Hayatımda yıllar geçtikçe, başarılı olanların, zincirlere vurulmuş gibi sürekli başarısızları sırtında taşımakta olduklarını ve buna mahkum olduklarını gördüm. Başarısız olanların başarısızlıkları, sadece tembelliklerindendi. Nasılsa onların yerine işleri kotaracak birileri vardı. Topluma ve muhtaca yardım etmek başka birşey, tembeli sırtında taşımak bambaşka birşeydir. Bu anlamda Ayn Rand'ın özellikle “Atlas Vazgeçti” kitabında anlatmaya çalıştığı şeyin bu nüans olduğunu düşünüyorum. Başarı uğruna herşeyin feda edilmesine inanmamakla birlikte, sadece gerekli ve değecek şeyler için ve hakedenler için fedakarlıkta bulunulması gerektiğini anlattığına inanıyorum. "Ben" kavramının fazlaca üzerinde durulmasının altında, insanlarda benlik ve karakter diye birşey kalmamasının vurgulanmaya çalışıldığını düşünüyorum.

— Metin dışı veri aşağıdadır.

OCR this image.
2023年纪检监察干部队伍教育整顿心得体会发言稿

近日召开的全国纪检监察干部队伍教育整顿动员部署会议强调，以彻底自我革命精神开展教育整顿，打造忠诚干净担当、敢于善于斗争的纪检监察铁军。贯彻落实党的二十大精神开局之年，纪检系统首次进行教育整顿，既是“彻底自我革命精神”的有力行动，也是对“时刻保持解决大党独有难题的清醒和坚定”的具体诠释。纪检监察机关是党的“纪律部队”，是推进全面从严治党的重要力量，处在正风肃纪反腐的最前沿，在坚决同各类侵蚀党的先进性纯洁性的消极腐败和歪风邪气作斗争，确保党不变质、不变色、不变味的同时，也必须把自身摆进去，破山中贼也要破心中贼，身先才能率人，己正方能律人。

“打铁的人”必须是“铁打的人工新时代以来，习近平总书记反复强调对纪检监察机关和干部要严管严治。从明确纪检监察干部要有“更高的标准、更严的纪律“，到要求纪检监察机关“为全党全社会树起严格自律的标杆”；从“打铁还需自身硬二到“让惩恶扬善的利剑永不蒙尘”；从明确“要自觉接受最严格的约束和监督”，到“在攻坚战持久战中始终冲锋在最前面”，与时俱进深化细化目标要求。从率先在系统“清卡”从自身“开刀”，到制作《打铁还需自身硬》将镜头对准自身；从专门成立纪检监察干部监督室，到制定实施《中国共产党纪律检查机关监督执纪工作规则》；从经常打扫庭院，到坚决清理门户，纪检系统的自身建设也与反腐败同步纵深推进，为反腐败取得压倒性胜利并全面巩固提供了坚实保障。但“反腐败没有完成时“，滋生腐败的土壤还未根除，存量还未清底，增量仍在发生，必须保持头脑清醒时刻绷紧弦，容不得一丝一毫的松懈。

Becerikli insanlar, bir anlamda cezalı gibidir. Ama birşeyler yapmadan hayatta seyirci gibi de duramazlar, onlar çalışmak ve başarmak için yaratılmışlardır ve başarılarla beslenirler. Ama karşılığında hayatlarını ve zamanlarını rehin vermişlerdir. Tembel insanlar ise, her zaman kendi yerlerine düşünen, problemleri çözen birileri olmasının rahatlığıyla, taşın altına eline sokmak yerine, oturup sadece onu bunu eleştirmeyi, başarılı adamları daha aşağılara çekmeyi marifet sayarlar. Oysa ki gölge etmesinler başka ihsan istemez. zenginin malı züğürdün dilini yorar hesabı...Aynı zamanda bu tembel insanlar kendi başlarına birşey beceremeyecekleri için, bürokratik yol ve bağlantılarla, tanıdıklarla, onun bunun ekmeğine yağ sürmek suretiyle, yalakalıkla iş kotarmaya çalışırlar. Oysa hala onların pisliklerini çalışkan insanlar temizlemeye çalışmaktadır. Atlas, mitolojide dünyayı sırtında taşır. bu kitapta da dünyayı sırtında taşıyan akıllı ve çalışkan sanayi devlerinin bir anda ortadan yokolmasıyla dünyada yaşanmaya başlanan kaos hali çok güzel irdelenmiştir. Atlas, vazgeçmiştir...

2 yorum:

Adsız dedi ki...

Senin aksine, Atlas Vazgeçti'yi okuduktan sonra hakkındaki tartışmaları okumuştum.

İlk önce kitabın yoğun bir bencillik ve egoistlik üzerine kurgulanmış olduğunu okuyunca çok şaşırmıştım. O kitapta bir sürü şey vardı ama bencillik yoktu bence :)

Ayn Rand'ın daha sonra bir kaç açıklamasını okuyunca (http://www.aynrand.org/site/PageServer?pagename=media_america_at_war_morality_and_civilian_casualties) biraz daha uzak hissetmeye başladım.

Unknown dedi ki...

Aslına bakarsak Ayn Rand "The Anthem" kitabında tüm felsefesini en az kurgu ve çıplaklığıyla açıklıyor. Her kitabını defalarca okudum. Harika bir kadın(dı).